Collection for later use:
Transferred from: http://blog.csdn.net/askpp/archive/2009/09/08/4532355.aspx
custom loading of Cook looked through participle paoding dictionary
Everyone downloaded the cook looked through Chinese word after the words and after the MyEclipse configuration, and in the environment variables in the wingdows with the dic dictionary path, thinking how to load a custom dictionary, haha, actually very simple, I suddenly see, You go to the DiC folder to find paoding-dic-names.properties This file, open the content with a text editor like this
#dictionary character encoding
#paoding. Dic.charset=utf-8
#dictionaries which is skip
#paoding. dic.skip.prefix=x-
#chinese/CJK charactors that would not token
#paoding. Dic.noise-charactor=x-noise-charactor
#chinese/CJK words that would not token
Paoding.dic.noise-word=x-noise-word
#unit words, like "ge", "zhi", ...
#paoding. Dic.unit=x-unit
#like "Wang", "Zhang", ...
#paoding. Dic.confucian-family-name=x-confucian-family-name
#linke "Upan", "Cdhe"
#paoding. Dic.for-combinatorics=x-for-combinatorics
You add your own thesaurus to this, or you can save the # in front of the existing thesaurus, and then run the program to automatically detect it,
By the way, a few words in the library function, the front with X-word library is to block sensitive words with, ha ha, you will not want to put the word into the file inside it, haha, really happy.

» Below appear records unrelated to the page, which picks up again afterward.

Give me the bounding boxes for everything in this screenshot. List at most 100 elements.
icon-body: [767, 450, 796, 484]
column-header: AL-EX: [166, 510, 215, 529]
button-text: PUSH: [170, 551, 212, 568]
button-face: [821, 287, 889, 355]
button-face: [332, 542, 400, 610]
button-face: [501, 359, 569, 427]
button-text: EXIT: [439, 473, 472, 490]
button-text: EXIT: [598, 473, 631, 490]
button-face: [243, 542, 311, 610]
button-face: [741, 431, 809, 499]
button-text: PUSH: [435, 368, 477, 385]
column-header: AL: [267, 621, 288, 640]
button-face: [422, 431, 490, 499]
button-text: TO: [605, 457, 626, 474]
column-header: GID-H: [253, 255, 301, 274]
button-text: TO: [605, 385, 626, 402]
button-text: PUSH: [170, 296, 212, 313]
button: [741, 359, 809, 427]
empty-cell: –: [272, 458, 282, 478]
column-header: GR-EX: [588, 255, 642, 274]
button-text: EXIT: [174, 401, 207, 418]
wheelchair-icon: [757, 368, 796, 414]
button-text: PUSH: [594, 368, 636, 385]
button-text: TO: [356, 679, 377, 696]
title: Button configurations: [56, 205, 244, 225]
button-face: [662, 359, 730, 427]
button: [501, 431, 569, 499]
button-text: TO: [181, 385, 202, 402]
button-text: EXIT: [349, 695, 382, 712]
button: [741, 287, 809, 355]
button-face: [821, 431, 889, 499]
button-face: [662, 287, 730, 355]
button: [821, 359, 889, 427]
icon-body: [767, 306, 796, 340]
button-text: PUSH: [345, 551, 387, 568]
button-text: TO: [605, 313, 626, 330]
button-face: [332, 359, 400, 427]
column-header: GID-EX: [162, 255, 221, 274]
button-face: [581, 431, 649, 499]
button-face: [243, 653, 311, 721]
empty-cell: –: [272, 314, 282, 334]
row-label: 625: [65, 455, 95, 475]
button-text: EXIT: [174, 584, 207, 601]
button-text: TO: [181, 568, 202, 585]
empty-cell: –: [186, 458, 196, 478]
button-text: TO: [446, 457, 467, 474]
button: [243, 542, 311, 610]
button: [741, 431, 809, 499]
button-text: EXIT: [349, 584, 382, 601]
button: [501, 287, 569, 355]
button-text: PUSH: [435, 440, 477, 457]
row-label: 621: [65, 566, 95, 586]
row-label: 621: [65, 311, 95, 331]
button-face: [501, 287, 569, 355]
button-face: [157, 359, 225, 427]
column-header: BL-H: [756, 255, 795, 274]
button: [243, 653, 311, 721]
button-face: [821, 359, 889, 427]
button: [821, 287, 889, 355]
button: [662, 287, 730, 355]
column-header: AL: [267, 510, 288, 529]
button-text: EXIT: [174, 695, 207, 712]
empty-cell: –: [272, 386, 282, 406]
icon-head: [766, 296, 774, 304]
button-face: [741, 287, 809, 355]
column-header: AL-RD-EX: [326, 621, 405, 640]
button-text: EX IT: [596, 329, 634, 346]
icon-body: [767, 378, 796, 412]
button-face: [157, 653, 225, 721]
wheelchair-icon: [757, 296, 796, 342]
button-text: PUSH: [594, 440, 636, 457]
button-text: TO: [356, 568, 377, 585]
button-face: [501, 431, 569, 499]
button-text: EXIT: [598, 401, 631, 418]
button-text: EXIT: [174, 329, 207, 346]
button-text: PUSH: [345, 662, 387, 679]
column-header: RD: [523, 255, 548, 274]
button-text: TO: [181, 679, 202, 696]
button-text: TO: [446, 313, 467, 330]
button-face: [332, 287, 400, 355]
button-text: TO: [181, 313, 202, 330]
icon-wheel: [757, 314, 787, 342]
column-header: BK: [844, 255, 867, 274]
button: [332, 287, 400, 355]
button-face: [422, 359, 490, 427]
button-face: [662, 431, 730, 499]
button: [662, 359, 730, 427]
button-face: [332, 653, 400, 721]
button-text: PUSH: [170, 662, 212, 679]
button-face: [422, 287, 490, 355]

Transferred from: http://hi.baidu.com/xwx520/blog/item/c288ee3eb0f5b9f0838b137f.html
Custom thesaurus for discovering participles [custom dictionaries]
Found a long time has not been updated, especially this module, it has not progressed long. Study like riding, behind. You should learn more when you are not in the same time.
First of all, it is first to post out the reference source, after all, not original.
(1), http://blog.csdn.net/askpp/archive/2009/09/08/4532355.aspx
(2), http://qipei.javaeye.com/blog/365207
Now continue:
1, to http://code.google.com/p/paoding/downloads/list download paoding-analysis-2.0.4-alpha2.zip
2, then unzip, find the DiC folder, copy to the folder you want to store
3, configuration environment variables, if not configured, the operation will be error, error of the Chinese information is also required to configure environment variables
4. Delete the. compiled file
5. Create a new text file with the suffix name. DiC, which is saved in the E:/paodingtest/dic/locale file directory using Utf-8.
6, below we write a word breaker test program
7, custom Thesaurus in the case of the word segmentation results, the first thing to see is the word database compilation information
8. Word segmentation results with custom Thesaurus
9. Delete Custom thesaurus and. compiled files, re-participle
10, put together a comparison, the effect is still some
11, if we are in the participle, we need to move, moving separately, by default is not separate
12, add two words in the thesaurus
13, of course, if you want to use this word breaker better, but also need to understand and think deeply about the word breaker, for example, "I am an athlete", although we have added the word "athlete" in the custom thesaurus, But still did not cut into "I", "yes", "athlete", but there is a irrelevant "mobilization" the word. While the "movement" should be divided into "transport", "move", "movement", that is also need to think about the use of, of course, it is also related to the particularity of Chinese language, for example: "Table tennis Auction is over", in the absence of context itself is ambiguous.